Kathleen Wilhoite

Kathleen Wilhoite

Kathleen Wilhoite graduated high school and enrolled in the USC Drama School. Within two months, she landed her first movie role. Throughout the 1980s, she appeared in a number of film and TV projects as both leads and second leads where her brash sexuality and unconventional style was eagerly put on display. Most noticeably, she played opposite Charles Bronson in Murphy's Law, Jane Fonda in The Morning After, Robert De Niro in Angel Heart, Amy Irving in Crossing Delancey, Patrick Swayze in Road House, Debra Winger and Nick Nolte in Everybody Wins, and again with Nolte and with Susan Sarandon in Lorenzo's Oil, as well as Alec Baldwin and Anthony Hopkins in The Edge.

While her acting career flourished, she continued to expand her musical skills: a contract with Polygram Records, which inspired a brief sojourn to Texas, then to Nashville, flying back and forth to New York and Los Angeles to maintain her acting career, during which she was fortunate to play a variety of offbeat roles in such movies as Nurse Betty staring Renee Zellweger and Pay It Forward staring Helen Hunt. Then she signed with V2 Records based out of New York, but kept her name active on the credits list for over two decades. Eventually, she moved back to Los Angeles and landed a number of challenging roles on such shows as L.A. Law, ER, Gilmore Girls, and more recently, CSI: Las Vegas, Yellowstone, and The Resident, portraying a wide variety of characters -- from drugged-out moms to mentally-challenged crime victims to grieving widows, cantankerous neighbors, child psychologists, alcoholics, car mechanics, farmers, sufferers of many catastrophic diseases, including a woman with a brain-eating amoeba who meets her demise by getting hit by an ambulance.

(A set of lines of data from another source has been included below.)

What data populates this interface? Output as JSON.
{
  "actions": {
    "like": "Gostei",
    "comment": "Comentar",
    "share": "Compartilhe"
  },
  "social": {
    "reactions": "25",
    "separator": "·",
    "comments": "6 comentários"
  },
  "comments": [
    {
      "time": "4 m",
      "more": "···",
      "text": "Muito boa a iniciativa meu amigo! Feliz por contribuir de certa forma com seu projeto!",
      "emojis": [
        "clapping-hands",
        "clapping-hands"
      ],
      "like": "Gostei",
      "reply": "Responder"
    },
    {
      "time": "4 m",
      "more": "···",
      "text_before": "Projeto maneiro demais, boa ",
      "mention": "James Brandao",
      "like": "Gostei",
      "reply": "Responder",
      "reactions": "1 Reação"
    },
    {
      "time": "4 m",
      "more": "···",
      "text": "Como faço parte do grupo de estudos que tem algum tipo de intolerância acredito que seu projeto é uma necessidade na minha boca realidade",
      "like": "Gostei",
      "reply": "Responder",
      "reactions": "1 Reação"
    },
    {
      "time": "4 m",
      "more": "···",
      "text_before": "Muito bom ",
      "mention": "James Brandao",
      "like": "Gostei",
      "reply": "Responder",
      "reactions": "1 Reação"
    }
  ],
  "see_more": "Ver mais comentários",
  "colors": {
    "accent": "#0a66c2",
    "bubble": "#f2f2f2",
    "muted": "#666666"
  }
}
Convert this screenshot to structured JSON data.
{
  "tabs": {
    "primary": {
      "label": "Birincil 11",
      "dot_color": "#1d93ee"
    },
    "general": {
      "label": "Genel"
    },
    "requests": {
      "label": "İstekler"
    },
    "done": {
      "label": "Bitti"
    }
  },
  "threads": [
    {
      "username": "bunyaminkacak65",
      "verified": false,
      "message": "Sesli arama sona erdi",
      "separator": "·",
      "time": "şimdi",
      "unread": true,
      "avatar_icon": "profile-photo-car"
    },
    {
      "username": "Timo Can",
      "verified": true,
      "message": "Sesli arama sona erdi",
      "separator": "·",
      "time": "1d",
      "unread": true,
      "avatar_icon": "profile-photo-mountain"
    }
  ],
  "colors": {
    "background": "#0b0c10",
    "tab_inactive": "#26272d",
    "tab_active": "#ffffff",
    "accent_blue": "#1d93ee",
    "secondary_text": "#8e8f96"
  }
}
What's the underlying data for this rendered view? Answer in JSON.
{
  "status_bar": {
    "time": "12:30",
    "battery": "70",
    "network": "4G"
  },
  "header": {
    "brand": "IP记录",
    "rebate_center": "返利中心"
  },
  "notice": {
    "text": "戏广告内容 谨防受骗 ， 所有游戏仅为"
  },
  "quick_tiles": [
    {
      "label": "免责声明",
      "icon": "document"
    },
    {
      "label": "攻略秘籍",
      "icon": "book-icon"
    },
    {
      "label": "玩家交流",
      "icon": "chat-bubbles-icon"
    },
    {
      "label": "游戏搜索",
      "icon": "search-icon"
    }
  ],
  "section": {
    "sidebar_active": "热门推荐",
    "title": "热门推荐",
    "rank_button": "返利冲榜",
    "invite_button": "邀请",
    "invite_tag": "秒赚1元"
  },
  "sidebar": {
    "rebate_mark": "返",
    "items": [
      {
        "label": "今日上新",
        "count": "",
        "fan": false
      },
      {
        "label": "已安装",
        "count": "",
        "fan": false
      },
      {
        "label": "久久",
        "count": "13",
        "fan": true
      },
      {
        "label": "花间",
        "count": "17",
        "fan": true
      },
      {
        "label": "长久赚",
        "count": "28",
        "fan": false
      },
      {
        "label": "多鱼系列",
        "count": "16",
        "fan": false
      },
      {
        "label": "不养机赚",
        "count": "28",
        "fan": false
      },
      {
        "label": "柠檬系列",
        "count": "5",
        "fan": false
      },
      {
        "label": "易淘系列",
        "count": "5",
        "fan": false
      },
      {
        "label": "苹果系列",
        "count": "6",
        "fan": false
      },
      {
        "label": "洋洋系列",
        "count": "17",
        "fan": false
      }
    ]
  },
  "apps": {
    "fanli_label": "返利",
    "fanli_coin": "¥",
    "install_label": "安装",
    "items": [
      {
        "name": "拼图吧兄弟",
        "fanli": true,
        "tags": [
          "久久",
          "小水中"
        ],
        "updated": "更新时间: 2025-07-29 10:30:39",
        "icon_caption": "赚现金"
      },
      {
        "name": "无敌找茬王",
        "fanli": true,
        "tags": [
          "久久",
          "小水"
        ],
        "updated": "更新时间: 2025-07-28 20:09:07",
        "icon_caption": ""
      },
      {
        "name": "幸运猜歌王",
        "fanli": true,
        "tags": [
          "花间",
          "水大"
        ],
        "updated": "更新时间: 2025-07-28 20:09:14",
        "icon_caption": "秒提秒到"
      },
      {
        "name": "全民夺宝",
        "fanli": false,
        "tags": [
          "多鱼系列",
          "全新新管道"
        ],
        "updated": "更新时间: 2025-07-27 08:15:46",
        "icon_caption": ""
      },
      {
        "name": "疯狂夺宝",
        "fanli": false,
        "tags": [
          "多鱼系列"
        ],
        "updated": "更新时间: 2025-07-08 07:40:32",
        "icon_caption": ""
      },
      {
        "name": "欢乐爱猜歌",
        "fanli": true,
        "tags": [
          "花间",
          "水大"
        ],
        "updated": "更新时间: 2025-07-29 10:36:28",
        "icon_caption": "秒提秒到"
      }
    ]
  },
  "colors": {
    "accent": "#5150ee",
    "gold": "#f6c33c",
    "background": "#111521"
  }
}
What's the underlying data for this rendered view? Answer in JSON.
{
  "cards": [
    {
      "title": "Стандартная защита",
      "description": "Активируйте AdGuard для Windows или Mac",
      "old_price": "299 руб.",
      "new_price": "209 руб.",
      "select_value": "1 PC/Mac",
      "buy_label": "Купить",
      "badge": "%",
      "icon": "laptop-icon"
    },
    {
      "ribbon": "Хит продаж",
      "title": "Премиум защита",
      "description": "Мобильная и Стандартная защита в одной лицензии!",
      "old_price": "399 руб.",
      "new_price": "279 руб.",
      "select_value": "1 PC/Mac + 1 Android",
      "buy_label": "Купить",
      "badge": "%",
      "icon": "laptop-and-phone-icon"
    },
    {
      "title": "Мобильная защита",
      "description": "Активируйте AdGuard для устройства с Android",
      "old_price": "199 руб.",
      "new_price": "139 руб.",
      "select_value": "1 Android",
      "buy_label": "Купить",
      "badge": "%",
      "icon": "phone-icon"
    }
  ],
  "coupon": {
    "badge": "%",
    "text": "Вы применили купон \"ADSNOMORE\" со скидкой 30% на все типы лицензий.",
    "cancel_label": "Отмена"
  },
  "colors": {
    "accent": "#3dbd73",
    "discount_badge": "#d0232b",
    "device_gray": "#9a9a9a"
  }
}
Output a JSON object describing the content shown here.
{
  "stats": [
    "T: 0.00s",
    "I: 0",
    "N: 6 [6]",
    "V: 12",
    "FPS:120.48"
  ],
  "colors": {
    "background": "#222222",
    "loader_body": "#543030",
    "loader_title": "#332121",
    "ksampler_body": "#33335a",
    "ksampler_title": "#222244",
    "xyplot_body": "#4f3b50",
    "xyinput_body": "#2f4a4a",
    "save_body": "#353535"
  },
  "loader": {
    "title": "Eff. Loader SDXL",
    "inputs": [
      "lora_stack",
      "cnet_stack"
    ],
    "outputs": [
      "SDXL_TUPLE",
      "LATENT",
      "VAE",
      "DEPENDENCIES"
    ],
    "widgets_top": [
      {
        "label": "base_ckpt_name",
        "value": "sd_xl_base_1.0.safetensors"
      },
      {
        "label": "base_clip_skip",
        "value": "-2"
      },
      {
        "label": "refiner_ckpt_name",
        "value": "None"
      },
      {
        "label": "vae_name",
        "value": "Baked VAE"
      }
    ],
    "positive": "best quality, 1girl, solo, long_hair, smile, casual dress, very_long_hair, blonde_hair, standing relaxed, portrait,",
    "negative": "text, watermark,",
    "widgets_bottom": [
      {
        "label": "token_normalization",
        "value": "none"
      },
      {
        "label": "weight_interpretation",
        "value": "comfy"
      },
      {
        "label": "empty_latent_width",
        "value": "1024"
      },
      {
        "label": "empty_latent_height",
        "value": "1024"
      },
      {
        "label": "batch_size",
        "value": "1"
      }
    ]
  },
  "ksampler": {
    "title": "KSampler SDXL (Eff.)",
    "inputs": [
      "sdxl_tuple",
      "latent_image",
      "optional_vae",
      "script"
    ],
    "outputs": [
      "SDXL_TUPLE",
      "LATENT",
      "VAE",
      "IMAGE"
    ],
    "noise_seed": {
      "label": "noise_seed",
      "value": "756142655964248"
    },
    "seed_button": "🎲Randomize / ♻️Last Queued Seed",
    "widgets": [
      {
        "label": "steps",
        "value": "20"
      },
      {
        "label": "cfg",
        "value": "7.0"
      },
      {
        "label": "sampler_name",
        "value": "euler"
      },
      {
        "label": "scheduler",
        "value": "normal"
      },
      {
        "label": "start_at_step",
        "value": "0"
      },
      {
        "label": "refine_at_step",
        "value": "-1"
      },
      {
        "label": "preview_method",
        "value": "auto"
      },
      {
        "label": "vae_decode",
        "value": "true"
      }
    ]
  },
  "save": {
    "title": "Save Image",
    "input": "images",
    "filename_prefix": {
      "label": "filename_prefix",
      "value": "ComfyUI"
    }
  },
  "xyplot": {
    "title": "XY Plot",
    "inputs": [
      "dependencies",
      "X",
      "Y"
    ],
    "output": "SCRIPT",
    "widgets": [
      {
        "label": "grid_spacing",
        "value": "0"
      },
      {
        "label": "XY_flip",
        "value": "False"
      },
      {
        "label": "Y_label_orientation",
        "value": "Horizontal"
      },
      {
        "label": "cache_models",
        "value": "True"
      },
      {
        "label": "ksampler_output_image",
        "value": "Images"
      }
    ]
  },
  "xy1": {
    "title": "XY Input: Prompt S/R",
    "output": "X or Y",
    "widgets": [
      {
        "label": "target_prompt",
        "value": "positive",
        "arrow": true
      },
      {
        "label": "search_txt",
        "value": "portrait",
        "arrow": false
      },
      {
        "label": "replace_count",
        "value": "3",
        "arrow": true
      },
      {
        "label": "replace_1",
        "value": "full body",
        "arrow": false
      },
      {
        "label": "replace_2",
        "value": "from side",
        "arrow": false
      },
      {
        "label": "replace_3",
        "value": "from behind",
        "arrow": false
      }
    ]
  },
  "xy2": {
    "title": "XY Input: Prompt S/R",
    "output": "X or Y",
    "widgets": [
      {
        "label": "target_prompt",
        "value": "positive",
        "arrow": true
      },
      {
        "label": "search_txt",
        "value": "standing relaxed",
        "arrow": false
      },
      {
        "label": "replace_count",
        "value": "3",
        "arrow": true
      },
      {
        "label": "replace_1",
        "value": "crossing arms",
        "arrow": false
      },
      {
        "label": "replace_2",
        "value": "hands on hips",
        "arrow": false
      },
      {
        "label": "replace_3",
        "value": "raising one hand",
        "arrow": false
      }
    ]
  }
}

In the late 1980s, Kathleen was chosen by cartoonist Cathy Guisewite to give vocal life to her Cathy creation on animated TV. In the 1990’s, she played the title role in the animated series Pepper Ann. Currently, she appears as Sue Peltzer in Summer Camp Island, created by Julia Pott for Cartoon Network and HBO Max.

Married to record producer/drummer/marketing executive David Harte and the mother of three grown children, Kathleen has released and toured behind two CD’s - "Pitch Like a Girl” and "Shiva.” In sync with both her edgy acting and music style, she wrote and performed an autobiographical one-woman show, Stop Yellin', directed by Kathy Najimy.

Her teaching career began at Columbia College Hollywood. She directed their main stage production that year, Moonchildren, then went and got her master’s degree in Theater Arts Pedagogy. After that, she taught Acting and Preparing for the Profession at CSULB for five years, Acting for the Camera and Auditioning at CalArts for three years, and then had a full time professorship at Savannah College of Art and Design where she taught acting, auditioning, and on-camera classes in comedy and commercials. But Southern California has always been her home, so she came back and was overjoyed to have the opportunity to return to CalArts again. She spends most of her free time writing plays, novels, and screenplays. She has a humorous piece in Andrea Buchanan’s book Live and Let Love published by Gallery Books, a division of Simon and Shuster, and is currently converting Clown Baby, a play she wrote, into a feature film that she plans to co-direct, Covid-permitting, in the near future.